Developing new surfactant substitutes requires (1) understanding the roles of the lipids and proteins in native lung surfactant; (2) developing easy to synthesize analogs of the native surfactant proteins; (3) optimizing lipid composition for low surface tension and rapid respreading and adsorption; (4) understanding surfactant inhibition by serum proteins and optimizing surfactant composition to minimize this inhibition. We will use modern biophysical techniques including Langmuir isotherms, fluorescence and Brewster angle optical microscopy, atomic force microscopy, viscometry, and x-ray diffraction to determine the phase behavior and morphology of lung surfactants. Specifically: (1) SP-B eliminates squeeze-out of unsaturated lipids and makes monolayer collapse more reversible. SP-C is more efficient at eliminating squeeze-out, and is less efficient at altering collapse. Is there an optimal ratio of SP-B to SP-C, or are the proteins interchangable? (2) Can we make a better SP-B and/or SP-C? Based on the known amino acid sequences of SP-B and SP-C, we will synthesize a family of homodimer peptides that mimic the characteristics of SP-B and SP-C. (3) Is there an optimal solid phase fraction in surfactant monolayers?

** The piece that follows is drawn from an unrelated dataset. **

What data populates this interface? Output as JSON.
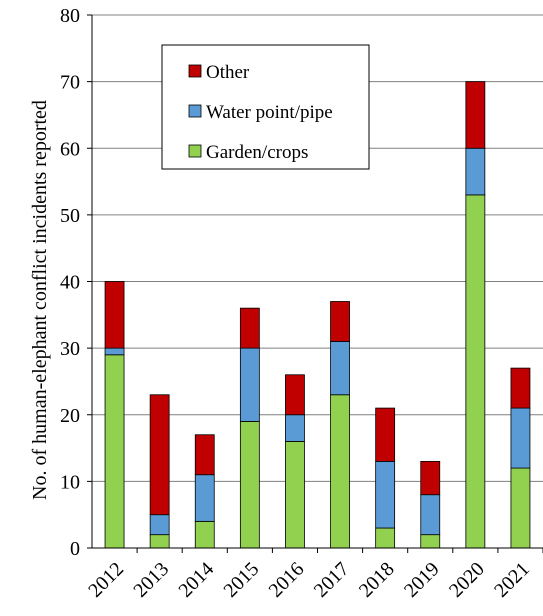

Adding palmitic acid (PA) to DPPC influences the fluid to solid phase transitions and helps lower the surface tension. We plan to determine the composition of the solid phase in model surfactants and Survanta. (4) What leads to surfactant inhibition by serum proteins? Blood, plasma and serum proteins, lysolipids, and meconium may compete for interfacial area or might solubilize or degrade constituents of surfactant, thereby impairing monolayer function. We propose to investigate the interaction of model lung surfactant mixtures with human serum albumin to determine the molecular mechanisms of surfactant inhibition. (S) Can we relate monolayer viscosity to monolayer morphology and composition? We have built a magnetic needle viscometer to carry out systematic studies of LS monolayer shear viscoelasticity as a function of: i) protein content; ii) phase state of the monolayer. Concurrently, an existing double-barrier Langmuir trough will be adapted to do dilational viscoelasticity under the same conditions.

开发新的表面活性剂替代品需要（1）了解天然肺表面活性剂中脂质和蛋白质的作用;（2）开发易于合成的天然表面活性剂蛋白质类似物;（3）优化脂质组成，以实现低表面张力和快速再扩散和吸附;（4）了解血清蛋白对表面活性剂的抑制作用，并优化表面活性剂组成，以最大限度地减少这种抑制作用。我们将使用现代生物物理技术，包括朗缪尔等温线，荧光和布鲁斯特角光学显微镜，原子力显微镜，粘度计，和X-射线衍射，以确定肺表面活性剂的相行为和形态。具体而言：（1）SP-B消除了不饱和脂质的挤出，使单层塌陷更可逆。SP-C在消除挤出方面更有效，而在改变塌陷方面效率较低。SP-B与SP-C是否存在最佳比例，或者蛋白质是否可以互换？(2)我们能做一个更好的SP-B和/或SP-C吗？基于已知的SP-B和SP-C的氨基酸序列，我们将合成一个类似于SP-B和SP-C特征的同源二聚体肽家族。(3)表面活性剂单分子膜中是否存在最佳固相分数？向DPPC中添加棕榈酸（PA）影响流体到固体的相变并有助于降低表面张力。我们计划确定模型表面活性剂和Survanta中固相的组成。(4)是什么导致了血清蛋白对表面活性剂的抑制？血液、血浆和血清蛋白、溶血脂和胎粪可能会竞争界面面积，或者可能溶解或降解表面活性剂的成分，从而损害单层功能。我们建议研究模型肺表面活性物质混合物与人血清白蛋白的相互作用，以确定表面活性物质抑制的分子机制。(S)我们能否将单分子层粘度与单分子层形态和成分联系起来？我们建立了一个磁针粘度计进行系统的研究LS单分子膜剪切粘弹性的函数：i）蛋白质含量; ii）单分子膜的相状态。同时，现有的双势垒朗缪尔槽将在相同的条件下进行扩张粘弹性。